Koşulsuz İnanç

En başından başla
                                    

    Yol üzerinde bir eczaneye uğradılar, reçeteyi uzattıklarında kalfanın yüzü buruştu ama onlar ilacın olmadığına yordular, işlemleri alışagelmiş prosedürlere göre daha uzun sürdü ama kimse içinden kötüye yormadı. Uzun ve meşakatli bir yoldan sonra köye varabildiler. Teyzeyi nazikçe kamyonetten indirip evindeki yatağa yatırdılar, ilaçlarını yatağının başına koydular ve onu istirhaate bıraktılar, malum yol uzun ve yorucuydu ama neyseki teyzelerinin işi çözülmüştü, o artık iyileşecekti.

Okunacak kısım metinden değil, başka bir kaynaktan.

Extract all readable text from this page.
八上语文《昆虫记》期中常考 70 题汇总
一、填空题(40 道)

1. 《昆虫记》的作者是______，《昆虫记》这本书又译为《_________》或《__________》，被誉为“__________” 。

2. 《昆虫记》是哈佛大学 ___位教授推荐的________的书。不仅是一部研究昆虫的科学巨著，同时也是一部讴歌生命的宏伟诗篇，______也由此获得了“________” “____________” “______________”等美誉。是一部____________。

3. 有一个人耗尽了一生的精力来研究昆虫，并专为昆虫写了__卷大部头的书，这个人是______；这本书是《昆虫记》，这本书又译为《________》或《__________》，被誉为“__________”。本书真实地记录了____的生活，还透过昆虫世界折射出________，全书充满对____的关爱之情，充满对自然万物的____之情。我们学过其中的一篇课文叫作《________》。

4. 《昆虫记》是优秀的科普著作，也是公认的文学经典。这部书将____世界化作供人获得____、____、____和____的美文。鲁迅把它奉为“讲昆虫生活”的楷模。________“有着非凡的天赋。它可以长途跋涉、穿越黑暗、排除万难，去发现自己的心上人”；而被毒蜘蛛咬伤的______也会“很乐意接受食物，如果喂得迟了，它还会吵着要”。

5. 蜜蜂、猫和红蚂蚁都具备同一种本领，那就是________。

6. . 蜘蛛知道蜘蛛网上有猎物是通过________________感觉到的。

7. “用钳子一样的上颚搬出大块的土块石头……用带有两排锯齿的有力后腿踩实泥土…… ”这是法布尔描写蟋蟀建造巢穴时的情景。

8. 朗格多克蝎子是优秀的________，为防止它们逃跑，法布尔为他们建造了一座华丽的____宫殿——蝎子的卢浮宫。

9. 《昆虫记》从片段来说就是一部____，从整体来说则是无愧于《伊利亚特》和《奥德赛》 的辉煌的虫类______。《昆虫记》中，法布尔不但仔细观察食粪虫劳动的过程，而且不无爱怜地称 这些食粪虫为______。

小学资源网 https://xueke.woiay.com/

    Akşamına teyzenin yanına köyün genç ama biraz deli dolu olan kızı yemeğini yedirip, ilaçlarını vermek üzere geldi, hiç evlenmemiş biriydi çünkü köyde adı safa çıkmıştı, köyün genç delikanlıları pek ona yanaşmıyorlardı, evde kaldı kalacaktı ama kalbi temiz, huyu çalışkandı. Yaşlılara ve çaresizlere yardımı kendine görev edinmişti. Eve girdiğinde teyzenin yanına geldi, onu kontrol etti, teyze zar zor ona cevap veriyordu ama yüzündeki hal doktora gitmeden öncesine göre çok daha güleçti, kız bu ifadeyi görünce işlerin iyiye gideceğini düşündü. İlaç torbasını alıp yemeği hazırlamak üzere mutfağın yolunu tuttu, çorbayı ateşe koyduktan sonra ilaçları torbadan çıkarttı, ilkokulu zar zor bitirmişti ama ilaçların ambalajlarından bunların farklı tip ilaçlar olduğunu anladı, üzerlerinde günde kaç defa verileceği yazılıydı, kutuları açmadan önce salladı içlerinden alışageldiğinden farklı sesler geldi, açtığında cam şişeleri gördü, bunları ışığa tuttu ve içlerine baktı, altta tabletler üstünde de küçük torbalar mevcuttu, bunları daha önce hiç görmemişti. Her derdin şifası farklı diye düşündü.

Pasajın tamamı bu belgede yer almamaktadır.